Last Wednesday, India’s Tata Motors delivered its revolutionary Nano car to journalists for a test drive, in Pune, India. According to Reuters journalist Nick Kurczewski, “the tiny Indian-built four-door manages to combine thrift, functionality and, shockingly, even a measure of driving enjoyment.” All this, for $2,000, or less than the cost of a stereo system on a Cadillac. 

But how? What is the formula for an innovation revolution?

First, vision. Tata Chairman Ratan N. Tata dreamed of a car affordable by Indian families, with a $2,000 price tag.  Second, a great team of engineers began to work, to make it happen. And third — subtraction. Take away unnecessary features that do not contribute value, but only add to cost.

The Nano has tiny dimensions. It is two feet shorter than a Mini Cooper. Its body and chassis are steel, while the bumpers are plastic. The round little car looks conventional, a bit like a turtle. Its aluminum engine has 32 horsepower, 624 cc’s, and two cylinders and is rear mounted. It goes from zero to 80 km. per hour in 16.4 seconds — not a Lamborghini, but not bad either. The Nano has a turning radius of 13 feet (4 meters) and can turn 360 degrees in its own shadow. You can fit four people into it, and even five in a pinch. The Nano weighs only 600 kgs. (about 1,300 pounds). 

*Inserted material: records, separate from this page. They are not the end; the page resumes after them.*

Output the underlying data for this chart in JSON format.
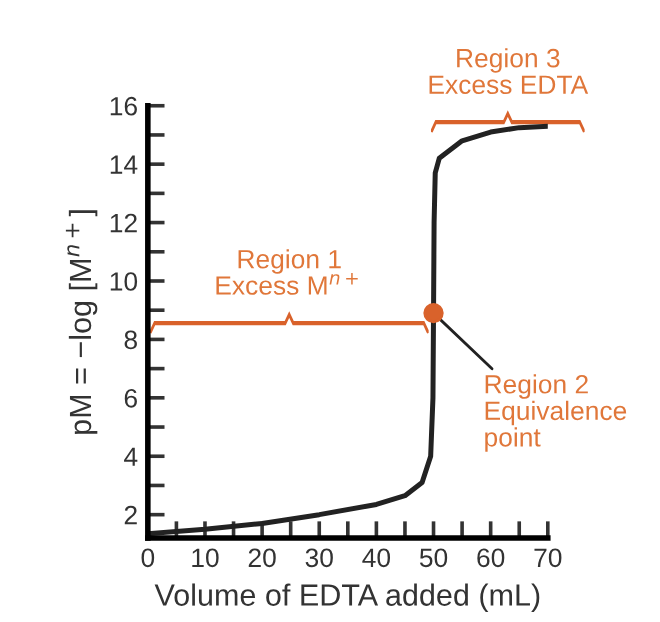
{
  "chart_data": {
    "type": "line",
    "xlabel": "Volume of EDTA added (mL)",
    "ylabel": "pM = −log [M$^{n+}$]",
    "x": [
      0,
      10,
      20,
      30,
      40,
      45,
      48,
      49.5,
      49.9,
      50,
      50.1,
      50.3,
      51,
      55,
      60,
      65,
      70
    ],
    "series": [
      {
        "color": "#222222",
        "values": [
          1.35,
          1.5,
          1.7,
          2.0,
          2.35,
          2.65,
          3.1,
          4.0,
          6.0,
          8.9,
          12.0,
          13.7,
          14.2,
          14.8,
          15.1,
          15.25,
          15.3
        ]
      },
      {
        "type": "scatter",
        "color": "#d9622b",
        "x": [
          50
        ],
        "values": [
          8.9
        ]
      }
    ],
    "annotations": [
      "Region 1\nExcess M$^{n+}$",
      "Region 3\nExcess EDTA",
      {
        "text": "Region 2\nEquivalence\npoint",
        "x": 50,
        "y": 8.9
      }
    ],
    "xlim": [
      0,
      70
    ],
    "ylim": [
      1.2,
      16
    ],
    "xticks": [
      0,
      {
        "value": 5,
        "label": null
      },
      10,
      {
        "value": 15,
        "label": null
      },
      20,
      {
        "value": 25,
        "label": null
      },
      30,
      {
        "value": 35,
        "label": null
      },
      40,
      {
        "value": 45,
        "label": null
      },
      50,
      {
        "value": 55,
        "label": null
      },
      60,
      {
        "value": 65,
        "label": null
      },
      70
    ],
    "yticks": [
      2,
      {
        "value": 3,
        "label": null
      },
      4,
      {
        "value": 5,
        "label": null
      },
      6,
      {
        "value": 7,
        "label": null
      },
      8,
      {
        "value": 9,
        "label": null
      },
      10,
      {
        "value": 11,
        "label": null
      },
      12,
      {
        "value": 13,
        "label": null
      },
      14,
      {
        "value": 15,
        "label": null
      },
      16
    ],
    "grid": false,
    "legend": false,
    "line_style": "solid"
  }
}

Exactly a century ago, Henry Ford began building Model T’s. After making 15 million of them, the price fell to (in 1927 dollars) $500. I wonder if Tata is aware that the market launch of the Nano came 100 years after Henry Ford launched the Second Industrial Revolution. I wonder if the short-sighted credit raters at Standard & Poor — the same folks who, with Moody’s, brought you the subprime mortgage crisis — who downgraded Tata to B+ (below investment grade) know what pistons or distributors or engines are. I wonder if the overpaid folks who run Ford, GM and Chrysler are just a tad envious of the visionary Mr. Tata.